En effet, les 626 723 lycéens professionnels en France en 2022 sont issus majoritairement des milieux populaires. Selon les Repères et référence 2022 de la Direction de l’évaluation, de la prospective et de la performance (DEPP) du Ministère de l’éducation nationale et de la Jeunesse, 54,8 % des élèves suivant une formation en bac professionnel dans le secteur public sont issus d’une catégorie sociale défavorisée. On observe une désaffection des formations proposées en lycée professionnel : entre 2017 et 2021, le nombre de lycéens professionnels a baissé de 16 649 élèves. Les sorties en cours de formation ont également augmenté. Cela représente 10,3 % des élèves en première professionnelle en 2021. Les enseignants ont vu cette tendance encore s’aggraver ces derniers mois : « Le jeune souhaite être autonome, il ne veut plus être à charge de ses parents », mais « s’ils souhaitent plus tard reprendre leurs études ou changer de secteur, ce sera beaucoup plus compliqué » sans diplôme explique Laurence Colin, cheffe d’établissement, à France Inter le 23 mai 2022 ([5]).

Cette proposition de loi constitue une chance historique de garantir à chaque étudiant ou lycéen de l’enseignement professionnel le droit à poursuivre ses études.

L’article 1er prévoit la création d’une garantie autonomie pour les jeunes entre 18 et 25 ans, détachés du foyer fiscal du ou des parents, et inscrits dans une formation en vue de la préparation d’un diplôme ou d’un concours et dont les revenus sont inférieurs au seuil de pauvreté, soit 1 102 euros actuellement.
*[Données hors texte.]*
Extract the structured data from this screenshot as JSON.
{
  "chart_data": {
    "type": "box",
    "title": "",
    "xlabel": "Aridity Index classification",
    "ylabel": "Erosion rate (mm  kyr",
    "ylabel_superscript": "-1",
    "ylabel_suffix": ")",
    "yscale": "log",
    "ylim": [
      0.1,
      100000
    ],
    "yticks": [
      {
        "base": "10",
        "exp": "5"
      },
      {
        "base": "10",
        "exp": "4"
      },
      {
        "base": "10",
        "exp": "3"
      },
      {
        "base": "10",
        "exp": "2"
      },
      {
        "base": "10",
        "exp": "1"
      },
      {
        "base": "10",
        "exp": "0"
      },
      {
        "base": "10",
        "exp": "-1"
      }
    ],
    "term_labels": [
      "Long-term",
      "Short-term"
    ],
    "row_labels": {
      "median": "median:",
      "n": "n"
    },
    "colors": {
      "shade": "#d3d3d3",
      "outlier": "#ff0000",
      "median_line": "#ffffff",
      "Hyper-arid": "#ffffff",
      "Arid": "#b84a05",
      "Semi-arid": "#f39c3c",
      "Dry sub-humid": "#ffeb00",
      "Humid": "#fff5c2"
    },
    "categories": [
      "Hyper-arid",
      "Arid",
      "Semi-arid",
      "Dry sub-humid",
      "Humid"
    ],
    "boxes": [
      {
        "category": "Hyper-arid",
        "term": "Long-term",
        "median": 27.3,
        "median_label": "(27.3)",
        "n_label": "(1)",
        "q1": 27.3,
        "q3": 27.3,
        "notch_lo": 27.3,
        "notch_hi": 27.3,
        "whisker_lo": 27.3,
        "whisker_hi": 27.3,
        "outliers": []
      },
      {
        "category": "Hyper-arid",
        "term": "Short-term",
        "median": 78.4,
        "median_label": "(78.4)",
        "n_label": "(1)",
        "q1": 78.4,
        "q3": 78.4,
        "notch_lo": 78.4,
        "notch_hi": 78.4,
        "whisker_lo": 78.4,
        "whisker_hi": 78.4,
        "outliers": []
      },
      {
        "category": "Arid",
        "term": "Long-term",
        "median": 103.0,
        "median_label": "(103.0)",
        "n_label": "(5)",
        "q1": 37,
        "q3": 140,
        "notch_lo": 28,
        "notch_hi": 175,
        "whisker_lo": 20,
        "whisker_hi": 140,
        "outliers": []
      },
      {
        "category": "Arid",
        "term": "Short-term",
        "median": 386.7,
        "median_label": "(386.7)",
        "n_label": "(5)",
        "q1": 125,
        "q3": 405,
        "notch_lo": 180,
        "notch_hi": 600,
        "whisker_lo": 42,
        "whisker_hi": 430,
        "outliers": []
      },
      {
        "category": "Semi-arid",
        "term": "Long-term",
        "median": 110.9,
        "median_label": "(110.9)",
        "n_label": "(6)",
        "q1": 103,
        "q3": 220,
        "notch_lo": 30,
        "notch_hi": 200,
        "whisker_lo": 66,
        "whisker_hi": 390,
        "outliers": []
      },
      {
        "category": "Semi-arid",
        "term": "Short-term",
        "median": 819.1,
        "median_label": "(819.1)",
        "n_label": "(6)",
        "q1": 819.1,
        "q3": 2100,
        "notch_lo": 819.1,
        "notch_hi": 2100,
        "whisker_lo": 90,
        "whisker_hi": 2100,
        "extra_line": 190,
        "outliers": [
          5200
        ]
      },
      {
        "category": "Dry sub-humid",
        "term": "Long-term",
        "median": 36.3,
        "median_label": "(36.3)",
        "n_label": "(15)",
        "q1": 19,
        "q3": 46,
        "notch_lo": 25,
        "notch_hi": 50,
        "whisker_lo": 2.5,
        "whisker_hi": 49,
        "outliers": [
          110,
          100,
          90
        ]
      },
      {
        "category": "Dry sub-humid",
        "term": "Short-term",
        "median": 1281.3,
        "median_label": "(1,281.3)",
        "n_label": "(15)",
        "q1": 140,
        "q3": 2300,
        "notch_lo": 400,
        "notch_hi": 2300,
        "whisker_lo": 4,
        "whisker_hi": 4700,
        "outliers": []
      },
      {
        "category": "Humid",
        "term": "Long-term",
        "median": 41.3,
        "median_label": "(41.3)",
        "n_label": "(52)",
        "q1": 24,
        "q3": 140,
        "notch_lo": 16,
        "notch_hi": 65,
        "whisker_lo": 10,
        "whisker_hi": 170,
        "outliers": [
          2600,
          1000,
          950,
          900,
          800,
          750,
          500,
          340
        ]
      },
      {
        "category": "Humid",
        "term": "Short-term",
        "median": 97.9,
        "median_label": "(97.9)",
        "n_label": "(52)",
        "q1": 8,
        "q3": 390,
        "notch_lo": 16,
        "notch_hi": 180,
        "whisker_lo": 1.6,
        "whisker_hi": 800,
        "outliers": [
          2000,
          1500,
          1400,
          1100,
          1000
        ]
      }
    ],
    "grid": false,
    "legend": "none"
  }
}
Il prévoit également l’ouverture de ce droit pour les lycéens professionnels dès 16 ans.

Un décret précisera les conditions dans lesquelles un jeune ayant atteint 18 ans mais encore scolarisé dans un lycée technologique ou général pourra percevoir cette aide en cas de grande précarité. Ce décret spécifiera les modalités de calcul du montant de la garantie autonomie.

L’article 2 prévoit une taxe exceptionnelle sur les superprofits des sociétés pétrolières et gazières, les sociétés de transport maritime et les concessionnaires d’autoroutes afin de financer cette mesure.